I am at the point where I want to start creating my website/shopping cart design and I have no programming knowledge. I know I could learn it if needed, but would prefer not to have to. And I dont really want to hire someone to do it for me.

I just downloaded Zen-cart yesterday and I think it will take me a long time to learn it, if I want a unique sight. I am not looking to make anything real fancy, but I dont want it to look anything like the standard template that is given.

*Question: Is there a shopping cart out there that has a "drag-and-drop" feature for creating the design of the website?*

My current host (hostgator) has this if I were to be creating my website with their website building tool and I really like it, but I have not found a shopping cart that does anything like this. 

I dont mind paying a small onetime fee, but of course if there is a good free one, that is perfect.

If there is something like this out there, how good is it, and will it work with Hostgator?
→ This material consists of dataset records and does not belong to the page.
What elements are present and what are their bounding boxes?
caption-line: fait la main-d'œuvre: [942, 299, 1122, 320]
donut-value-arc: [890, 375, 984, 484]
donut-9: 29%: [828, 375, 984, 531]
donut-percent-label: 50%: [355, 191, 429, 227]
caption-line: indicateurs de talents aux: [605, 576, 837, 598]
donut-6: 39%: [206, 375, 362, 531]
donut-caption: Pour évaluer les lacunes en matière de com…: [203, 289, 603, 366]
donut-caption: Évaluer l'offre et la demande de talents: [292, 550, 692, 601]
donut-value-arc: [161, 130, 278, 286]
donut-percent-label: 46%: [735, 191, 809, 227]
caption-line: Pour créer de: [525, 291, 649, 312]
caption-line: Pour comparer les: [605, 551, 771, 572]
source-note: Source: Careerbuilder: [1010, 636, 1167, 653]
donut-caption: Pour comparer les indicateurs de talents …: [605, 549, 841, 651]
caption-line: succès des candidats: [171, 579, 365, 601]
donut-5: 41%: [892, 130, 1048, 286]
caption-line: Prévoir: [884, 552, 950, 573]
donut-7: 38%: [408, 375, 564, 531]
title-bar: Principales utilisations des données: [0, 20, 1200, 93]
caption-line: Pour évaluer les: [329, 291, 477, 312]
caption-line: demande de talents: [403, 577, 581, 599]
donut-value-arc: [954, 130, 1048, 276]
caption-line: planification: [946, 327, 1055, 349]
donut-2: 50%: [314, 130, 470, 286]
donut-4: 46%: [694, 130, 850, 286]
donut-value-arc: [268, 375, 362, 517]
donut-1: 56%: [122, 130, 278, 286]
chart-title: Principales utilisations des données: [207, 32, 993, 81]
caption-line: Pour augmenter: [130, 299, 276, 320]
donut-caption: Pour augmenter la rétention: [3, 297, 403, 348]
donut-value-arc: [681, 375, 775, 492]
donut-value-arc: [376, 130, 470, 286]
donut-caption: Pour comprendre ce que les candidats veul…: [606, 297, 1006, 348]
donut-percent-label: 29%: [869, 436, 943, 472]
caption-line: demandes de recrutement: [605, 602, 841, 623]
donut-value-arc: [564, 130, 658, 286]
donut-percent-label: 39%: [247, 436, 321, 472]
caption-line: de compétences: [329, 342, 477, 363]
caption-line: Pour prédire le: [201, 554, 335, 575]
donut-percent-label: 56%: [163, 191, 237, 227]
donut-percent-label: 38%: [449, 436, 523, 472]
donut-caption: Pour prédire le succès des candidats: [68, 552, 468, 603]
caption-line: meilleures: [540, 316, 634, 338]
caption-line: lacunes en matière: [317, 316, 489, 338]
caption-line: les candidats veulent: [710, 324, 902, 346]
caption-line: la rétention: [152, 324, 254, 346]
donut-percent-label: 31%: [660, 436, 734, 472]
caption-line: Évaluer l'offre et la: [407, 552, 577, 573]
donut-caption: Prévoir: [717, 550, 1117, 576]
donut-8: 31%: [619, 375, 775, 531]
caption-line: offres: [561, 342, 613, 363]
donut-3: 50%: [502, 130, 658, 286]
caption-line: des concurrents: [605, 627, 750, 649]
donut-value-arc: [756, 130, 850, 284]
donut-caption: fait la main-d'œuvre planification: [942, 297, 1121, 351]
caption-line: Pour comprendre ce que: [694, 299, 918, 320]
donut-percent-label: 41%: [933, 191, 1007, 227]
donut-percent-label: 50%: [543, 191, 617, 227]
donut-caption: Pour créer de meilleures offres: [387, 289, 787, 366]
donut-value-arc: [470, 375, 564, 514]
Thanks for all the help so far


----------



## gnizitigid (Jan 23, 2007)

Here is one
ImpressPages CMS - web CMS with drag & drop interface


----------



## coreyalderin (Apr 30, 2012)

gnizitigid said:


> Here is one
> ImpressPages CMS - web CMS with drag & drop interface


It doesn't look like this is shopping cart, unless I am missing something.


----------



## gnizitigid (Jan 23, 2007)

I think i will be able to find one for you, let me know

Do you want to design Front END as drag and drop
Or you want products to be dragged and dropped in shop cart (Like in prestashop)


----------



## coreyalderin (Apr 30, 2012)

I want to be able to design the shopping cart with a "drag-and-drop". For example, I have seen website hosts who have this and it allows the website designer to select a "widget" (i.e. photo, text, etc.) and place it on the website builder and then upload an image or type in text. No programming knowledge needed.

And I am hoping that if such a shopping cart exists that I do not loose all the great applications supported on other shopping carts that I have seen highly recommended on this forum (i.e. sen-cart, opencart, etc.)

Thanks


----------



## sanjananb (Apr 27, 2012)

coreyalderin said:


> I am at the point where I want to start creating my website/shopping cart design and I have no programming knowledge. I know I could learn it if needed, but would prefer not to have to. And I dont really want to hire someone to do it for me.
> 
> I just downloaded Zen-cart yesterday and I think it will take me a long time to learn it, if I want a unique sight. I am not looking to make anything real fancy, but I dont want it to look anything like the standard template that is given.
> 
> ...


Try this Free Ecommerce Software | AJAX Shopping Cart with Paypal & Google Checkout


----------



## icewand (Mar 21, 2006)

I found 3d cart very easy to use, you can drag and drop most elements around.


----------



## coreyalderin (Apr 30, 2012)

Thanks for the responses. I actually started using Zencart after not being able to find a good site that did a drag-and-drop. It takes some time to learn it but I am starting to get teh hang of it.


----------



## GN (Aug 1, 2011)

have you tried Wix.com?


----------



## ConCon (May 30, 2012)

Try wix.com it'd the best drag and drop html5 editor, however as a designer myself, I say get a book on Wordpress

Sent from my Desire HD using T-Shirt Forums


----------



## printingray (Apr 4, 2012)

Try to make a custom CMS for your site, which controls your site, like you may change your site content, add new products delete the old ones and change prices etc many more. This type of site is very light and SEO/Search engine friendly. If you don't have access to make try to hire a company for this purpose.


----------